Paradigm Shift: Beyond Reform and Revolution

We need a miracle.

That is how I titled and concluded my last post. I did so a bit jokingly. It was an expression of how little we know about what causes social change. It might as well be divine intervention.

Although it was just a passing thought added to my otherwise serious analysis, I was trying to get at some kind of understanding. A miracle is a religious belief, a theological concept. The basic idea behind it is that god(s), saints or other supernatural beings may intervene on our behalf. The belief in a personal god who would intervene in human affairs became popular during the Axial Age. Before that time, the the great deities, the rulers of the universe were often portrayed as distant and aloof.

Speaking of D.M. Murdock’s scholarship, I previously explained that,

Prior to the New Kingdom, love (mri) was bestowed upon a subordinate by a superior which also included by a god bestowing love to a follower, but this was strictly hierarchical except in certain situations such as a leader being beloved by his people.  With the New Kingdom, love became a more common ideal where the follower could offer love to a god.  There was an equality in that the person could, through love, join with their god.  It was at this time that the epithet meri became extremely popular and was applied widely, in particular with Isis.

That is a very impressive transformation that happened and it was happening across many societies. This didn’t cross-cultural shift can’t be pinpointed to particular revolutions or reforms. It was a paradigm shift and it spread like a contagion, both its cause and origin being unknown. Now, that puts the American Revolution in perspective.

My interest in the history of religion precedes my interest in the history of politics and revolutions. This is how my interest in the Axial Age came about. In my last post, the focus was on social change and the relation between reform and revolution. I queried why so often reform always eventually fails leading to revolutions and those revolutions, even as they fail, force the reform that previously failed. This is fine. I say it is fine because it just is what it is and apparently can’t be otherwise. It’s just human nature on the collective level.

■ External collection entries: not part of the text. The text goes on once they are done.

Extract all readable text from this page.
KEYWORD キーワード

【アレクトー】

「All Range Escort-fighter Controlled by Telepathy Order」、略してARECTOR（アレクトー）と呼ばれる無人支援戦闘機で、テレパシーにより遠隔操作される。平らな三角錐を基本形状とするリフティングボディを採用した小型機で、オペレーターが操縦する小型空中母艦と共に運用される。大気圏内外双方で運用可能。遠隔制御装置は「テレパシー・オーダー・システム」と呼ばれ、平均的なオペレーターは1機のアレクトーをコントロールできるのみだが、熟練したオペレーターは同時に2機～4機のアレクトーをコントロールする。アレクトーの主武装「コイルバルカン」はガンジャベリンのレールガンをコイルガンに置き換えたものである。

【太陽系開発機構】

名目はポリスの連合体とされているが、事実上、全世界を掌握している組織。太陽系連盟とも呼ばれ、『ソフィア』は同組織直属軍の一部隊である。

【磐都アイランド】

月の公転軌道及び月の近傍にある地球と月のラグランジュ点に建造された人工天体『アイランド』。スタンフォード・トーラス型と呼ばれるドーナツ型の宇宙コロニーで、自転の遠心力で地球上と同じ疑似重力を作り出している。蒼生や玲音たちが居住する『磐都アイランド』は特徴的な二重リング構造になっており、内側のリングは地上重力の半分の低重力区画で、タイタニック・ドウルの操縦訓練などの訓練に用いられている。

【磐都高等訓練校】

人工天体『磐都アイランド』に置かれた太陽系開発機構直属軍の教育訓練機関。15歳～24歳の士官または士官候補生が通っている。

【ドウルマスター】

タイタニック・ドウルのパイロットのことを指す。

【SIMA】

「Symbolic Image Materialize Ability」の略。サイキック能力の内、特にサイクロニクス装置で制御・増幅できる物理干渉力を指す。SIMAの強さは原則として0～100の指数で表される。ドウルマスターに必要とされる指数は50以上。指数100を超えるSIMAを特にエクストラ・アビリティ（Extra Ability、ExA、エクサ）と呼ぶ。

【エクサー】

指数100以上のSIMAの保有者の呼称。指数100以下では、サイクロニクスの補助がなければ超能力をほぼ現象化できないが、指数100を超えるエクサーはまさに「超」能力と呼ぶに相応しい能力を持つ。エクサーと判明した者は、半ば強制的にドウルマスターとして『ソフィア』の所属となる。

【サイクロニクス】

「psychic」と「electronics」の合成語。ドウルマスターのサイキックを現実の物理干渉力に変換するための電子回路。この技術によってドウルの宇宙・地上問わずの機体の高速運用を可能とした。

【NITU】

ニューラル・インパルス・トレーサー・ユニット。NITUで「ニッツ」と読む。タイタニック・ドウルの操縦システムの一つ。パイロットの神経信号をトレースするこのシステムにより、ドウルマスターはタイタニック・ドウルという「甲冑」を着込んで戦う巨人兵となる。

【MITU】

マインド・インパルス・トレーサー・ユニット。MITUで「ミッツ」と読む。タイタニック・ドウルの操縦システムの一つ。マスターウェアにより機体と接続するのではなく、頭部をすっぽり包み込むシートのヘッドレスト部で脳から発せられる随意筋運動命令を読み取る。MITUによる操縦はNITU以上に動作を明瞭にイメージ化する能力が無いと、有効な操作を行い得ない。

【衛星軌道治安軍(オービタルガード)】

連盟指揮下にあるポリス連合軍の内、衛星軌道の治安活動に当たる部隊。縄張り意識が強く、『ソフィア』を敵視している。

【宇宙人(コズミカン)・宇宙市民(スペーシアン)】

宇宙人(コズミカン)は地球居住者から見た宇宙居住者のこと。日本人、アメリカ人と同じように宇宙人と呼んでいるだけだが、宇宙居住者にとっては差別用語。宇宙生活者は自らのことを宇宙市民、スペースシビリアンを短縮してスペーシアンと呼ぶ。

As this cyclical pattern has been going on for millennia, it seems doubtful it will likely change. Yet change happens across the long view of history. The Axial Age is probably the most important shift for all of modern civilization. I’ve hypothesized that the ensuing history was a playing out of this worldwide transformation of human society: personalizing of religion, universalizing of theology and politics, Arabic math and science, European Renaissance, Protestant Reformation, English Civil War, Revolutionary Era, globalization of imperialism, multiculturalism of colonialism, pseudo-scientific racialized slavery, and on and on.

I still don’t think the Axial Age transformation has yet played itself out. When this old paradigm creates problems so massive that they can’t be solved within that level of understanding, human society will either shift once again to some yet unknown paradigm or else self-destruct. That is why we need more than reform or revolution. We need a change that comes from a ‘higher’ level of thinking and functioning. Something that, from our limited perspective, would be akin to a miracle.

This puts us in a special position. During the Axial Age, people including the prophets lacked such broad historical perspective and understanding. We instead are facing the possibility of a paradigm shift with, if we choose, awareness. That could make all the difference. Maybe we don’t need to be stuck in cycles or be passengers of history passively waiting upon the future.

Our fate will be decided by the choices we make, not just or even necessarily in what we do but how we see, think and feel. Once you realize you are in a reality tunnel, you don’t need to know what is outside of it. All you have to do is look for an opening.